Kılıç kendi kendine uçtu ve ışık saatinin merkezini deldi.
Çatlak…!
Daha sonra ışık saatinden kıvılcımlar parladı.
(Sonunda cevabı buldum…)
Urd'un çaresiz sesi oradan duyuldu ama.
“Damadımın dediği gibi iz bırakmayacağım.”
Swish…
Bir Taiji sembolü saatten yükselip geriye doğru dönmeye başladığında,
(O kadar yakındım ki…)
Urd'un sesi giderek zayıfladı.
ve tersine dönen taiji sembolü hızlanırken,
Çatırtı. Çatırtı…!
Işık saatinin her yerinde aynı anda çatlaklar belirdi.
Hızla taiji sembolüne kapıldı.
(Hayır… yapma…)
Işık saati sanki bu şekilde ölemezmiş gibi birkaç kez yanıp söndü ama.
vızıldamak…!
Her seferinde Taiji sembolü şiddetle dönüyor, umutsuzca yanıp sönen ışığı bile yutuyordu.
ve Taiji sembolü onlarca, yüzlerce kez döndükten sonra, bir zamanlar sağlam olan saat hiçbir iz bırakmadan ortadan kaybolmuştu.
“Bitirdin mi?”
“Hayır. Bunu daha detaylı bir şekilde halletmem gerekiyor.”

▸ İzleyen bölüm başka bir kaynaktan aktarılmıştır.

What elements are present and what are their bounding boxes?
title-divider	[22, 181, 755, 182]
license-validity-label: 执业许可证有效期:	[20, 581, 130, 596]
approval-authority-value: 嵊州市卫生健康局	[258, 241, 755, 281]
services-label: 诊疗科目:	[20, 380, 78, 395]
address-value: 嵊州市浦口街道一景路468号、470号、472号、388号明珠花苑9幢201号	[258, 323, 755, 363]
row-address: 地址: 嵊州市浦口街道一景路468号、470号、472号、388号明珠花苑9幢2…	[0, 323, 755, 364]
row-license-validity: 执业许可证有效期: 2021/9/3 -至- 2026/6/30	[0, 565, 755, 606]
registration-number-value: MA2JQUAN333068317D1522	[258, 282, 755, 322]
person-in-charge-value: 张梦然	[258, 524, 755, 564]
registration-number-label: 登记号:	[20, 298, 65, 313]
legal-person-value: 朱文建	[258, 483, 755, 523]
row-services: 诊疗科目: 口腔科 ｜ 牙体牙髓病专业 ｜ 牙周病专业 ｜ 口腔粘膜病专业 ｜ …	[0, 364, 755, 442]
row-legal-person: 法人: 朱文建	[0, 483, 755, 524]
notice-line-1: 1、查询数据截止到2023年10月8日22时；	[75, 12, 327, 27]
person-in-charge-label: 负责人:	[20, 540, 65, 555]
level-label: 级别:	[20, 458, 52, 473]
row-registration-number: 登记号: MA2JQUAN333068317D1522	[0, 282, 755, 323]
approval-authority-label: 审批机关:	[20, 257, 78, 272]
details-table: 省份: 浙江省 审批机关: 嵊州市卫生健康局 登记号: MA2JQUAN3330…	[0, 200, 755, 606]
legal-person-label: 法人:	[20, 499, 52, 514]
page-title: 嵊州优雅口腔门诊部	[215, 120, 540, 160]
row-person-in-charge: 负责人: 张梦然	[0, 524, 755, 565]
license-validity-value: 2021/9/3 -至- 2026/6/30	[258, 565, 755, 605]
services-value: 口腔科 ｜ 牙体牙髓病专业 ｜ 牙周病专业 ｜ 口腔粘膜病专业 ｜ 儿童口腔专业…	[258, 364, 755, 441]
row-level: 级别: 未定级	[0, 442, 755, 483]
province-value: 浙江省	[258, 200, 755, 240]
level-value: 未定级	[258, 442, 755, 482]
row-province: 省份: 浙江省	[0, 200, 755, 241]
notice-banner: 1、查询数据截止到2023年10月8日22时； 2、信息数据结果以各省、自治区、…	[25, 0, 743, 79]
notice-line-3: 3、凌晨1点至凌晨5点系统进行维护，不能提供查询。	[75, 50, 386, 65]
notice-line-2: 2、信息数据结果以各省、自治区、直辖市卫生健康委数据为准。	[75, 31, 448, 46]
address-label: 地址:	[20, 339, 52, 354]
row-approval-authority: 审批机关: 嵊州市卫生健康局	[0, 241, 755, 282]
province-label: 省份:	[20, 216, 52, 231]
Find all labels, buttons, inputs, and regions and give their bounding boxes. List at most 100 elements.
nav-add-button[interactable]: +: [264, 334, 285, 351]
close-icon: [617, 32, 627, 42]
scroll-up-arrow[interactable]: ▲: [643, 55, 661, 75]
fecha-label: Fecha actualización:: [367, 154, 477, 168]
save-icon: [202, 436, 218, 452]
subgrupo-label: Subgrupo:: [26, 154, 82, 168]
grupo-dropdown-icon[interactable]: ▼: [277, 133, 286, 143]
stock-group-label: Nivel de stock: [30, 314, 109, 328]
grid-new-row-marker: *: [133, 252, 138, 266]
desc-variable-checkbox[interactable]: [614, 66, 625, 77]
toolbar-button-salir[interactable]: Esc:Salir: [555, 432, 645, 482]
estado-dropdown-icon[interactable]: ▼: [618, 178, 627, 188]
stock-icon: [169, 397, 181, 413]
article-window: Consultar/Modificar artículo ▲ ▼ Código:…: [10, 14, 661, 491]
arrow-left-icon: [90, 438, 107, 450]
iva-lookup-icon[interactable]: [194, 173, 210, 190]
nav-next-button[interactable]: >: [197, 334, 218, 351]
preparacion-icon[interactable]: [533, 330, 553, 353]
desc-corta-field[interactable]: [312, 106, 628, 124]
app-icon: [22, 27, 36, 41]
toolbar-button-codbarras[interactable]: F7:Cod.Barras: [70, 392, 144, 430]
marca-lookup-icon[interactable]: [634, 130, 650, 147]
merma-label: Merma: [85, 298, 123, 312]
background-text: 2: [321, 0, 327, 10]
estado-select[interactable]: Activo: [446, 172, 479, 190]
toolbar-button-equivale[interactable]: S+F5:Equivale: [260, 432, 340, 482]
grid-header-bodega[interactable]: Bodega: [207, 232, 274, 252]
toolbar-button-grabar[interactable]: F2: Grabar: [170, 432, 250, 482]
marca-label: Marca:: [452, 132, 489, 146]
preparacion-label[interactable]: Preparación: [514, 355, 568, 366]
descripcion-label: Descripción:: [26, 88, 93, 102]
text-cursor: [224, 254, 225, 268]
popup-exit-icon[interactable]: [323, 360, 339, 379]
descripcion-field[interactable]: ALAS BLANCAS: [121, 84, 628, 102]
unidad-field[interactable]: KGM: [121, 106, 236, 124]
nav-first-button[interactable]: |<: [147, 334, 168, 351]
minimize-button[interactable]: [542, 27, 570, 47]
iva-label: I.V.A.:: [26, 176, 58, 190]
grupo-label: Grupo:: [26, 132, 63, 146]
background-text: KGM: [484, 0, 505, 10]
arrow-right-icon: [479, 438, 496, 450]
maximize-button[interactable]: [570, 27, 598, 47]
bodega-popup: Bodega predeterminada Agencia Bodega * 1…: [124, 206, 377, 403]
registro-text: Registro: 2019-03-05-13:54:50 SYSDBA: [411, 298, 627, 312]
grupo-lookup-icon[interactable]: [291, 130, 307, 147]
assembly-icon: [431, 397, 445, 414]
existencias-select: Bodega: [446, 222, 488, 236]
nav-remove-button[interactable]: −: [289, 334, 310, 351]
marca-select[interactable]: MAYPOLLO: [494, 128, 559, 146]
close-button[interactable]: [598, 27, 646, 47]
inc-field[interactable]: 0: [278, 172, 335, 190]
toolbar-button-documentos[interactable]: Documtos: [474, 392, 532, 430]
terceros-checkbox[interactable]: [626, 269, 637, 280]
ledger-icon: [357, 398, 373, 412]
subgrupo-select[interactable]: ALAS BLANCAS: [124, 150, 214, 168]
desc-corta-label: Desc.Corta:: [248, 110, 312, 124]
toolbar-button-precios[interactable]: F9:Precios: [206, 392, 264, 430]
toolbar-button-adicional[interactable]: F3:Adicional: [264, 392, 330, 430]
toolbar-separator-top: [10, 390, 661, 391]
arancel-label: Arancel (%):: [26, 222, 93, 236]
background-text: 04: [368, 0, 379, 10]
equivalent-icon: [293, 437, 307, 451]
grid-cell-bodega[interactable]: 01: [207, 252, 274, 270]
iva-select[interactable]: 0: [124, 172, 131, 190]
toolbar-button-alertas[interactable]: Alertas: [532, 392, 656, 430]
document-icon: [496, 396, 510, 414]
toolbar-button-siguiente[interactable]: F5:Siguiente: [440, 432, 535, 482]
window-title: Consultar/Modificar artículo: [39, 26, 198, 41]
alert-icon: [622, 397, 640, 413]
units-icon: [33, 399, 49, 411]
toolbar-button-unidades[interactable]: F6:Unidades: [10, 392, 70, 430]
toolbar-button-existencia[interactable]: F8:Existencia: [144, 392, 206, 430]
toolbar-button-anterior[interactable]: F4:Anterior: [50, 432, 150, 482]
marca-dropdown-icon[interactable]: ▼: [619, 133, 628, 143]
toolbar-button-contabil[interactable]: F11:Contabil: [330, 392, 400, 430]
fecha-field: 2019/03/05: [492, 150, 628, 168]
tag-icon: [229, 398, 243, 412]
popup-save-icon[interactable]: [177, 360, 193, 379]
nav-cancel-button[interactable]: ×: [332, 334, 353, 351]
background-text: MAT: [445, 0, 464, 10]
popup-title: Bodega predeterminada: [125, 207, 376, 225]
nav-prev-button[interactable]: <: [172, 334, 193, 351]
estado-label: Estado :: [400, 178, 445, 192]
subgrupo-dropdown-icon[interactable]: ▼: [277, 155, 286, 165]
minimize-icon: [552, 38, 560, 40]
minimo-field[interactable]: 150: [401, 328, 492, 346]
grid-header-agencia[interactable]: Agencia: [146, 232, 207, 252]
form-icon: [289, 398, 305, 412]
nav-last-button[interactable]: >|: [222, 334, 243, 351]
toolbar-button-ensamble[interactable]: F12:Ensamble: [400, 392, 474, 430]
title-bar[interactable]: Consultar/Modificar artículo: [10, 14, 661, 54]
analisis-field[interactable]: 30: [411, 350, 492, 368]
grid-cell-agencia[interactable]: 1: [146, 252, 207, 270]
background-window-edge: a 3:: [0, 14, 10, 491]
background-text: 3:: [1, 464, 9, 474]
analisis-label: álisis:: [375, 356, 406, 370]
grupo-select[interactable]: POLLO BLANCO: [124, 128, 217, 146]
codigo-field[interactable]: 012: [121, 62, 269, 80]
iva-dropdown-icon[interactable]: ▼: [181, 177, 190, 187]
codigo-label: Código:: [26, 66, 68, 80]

Saat zaten tamamen parçalanmış ve Taiji sembolüne girmiş olmasına rağmen Jiang Shang, gelecekte herhangi bir sıkıntı bırakmayacağını söyleyerek Taiji sembolünü hareket ettirmeye devam etti.
Peki bundan sonra ne kadar zaman geçti?
Swish…
Tersine dönen Taiji sembolünün hızı yavaşladı.
“Artık bitti sanırım.”
Buna bakarken sakalını okşayan Jiang Shang, Taiji sembolüne doğru uzandı.
Daha sonra Taiji sembolünün biçimi ortadan kaybolunca,
vızıldamak…!
Sonsuz kılıç eline geri döndü.
Jiang Shang ona karmaşık gözlerle baktı, sonra
“…Gerçekten teşekkür ederim. Bana intikam alma şansını verdiğin için.”
Başını kısaca Seong Jihan'a doğru eğerek yumruk ve avuç içi selamı verdi.
Bu, İmparatorun dünyayı birleştirdiğinden beri başka bir kişiye gösterdiği ilk nezaketti.
“Ben… kesinlikle sana borcumu ödeyeceğim.”
——————
Fenrir Scans
(Tercüman – Asura)
(Düzeltici – Silah)
Bölüm güncellemeleri için Discord'umuza katılın!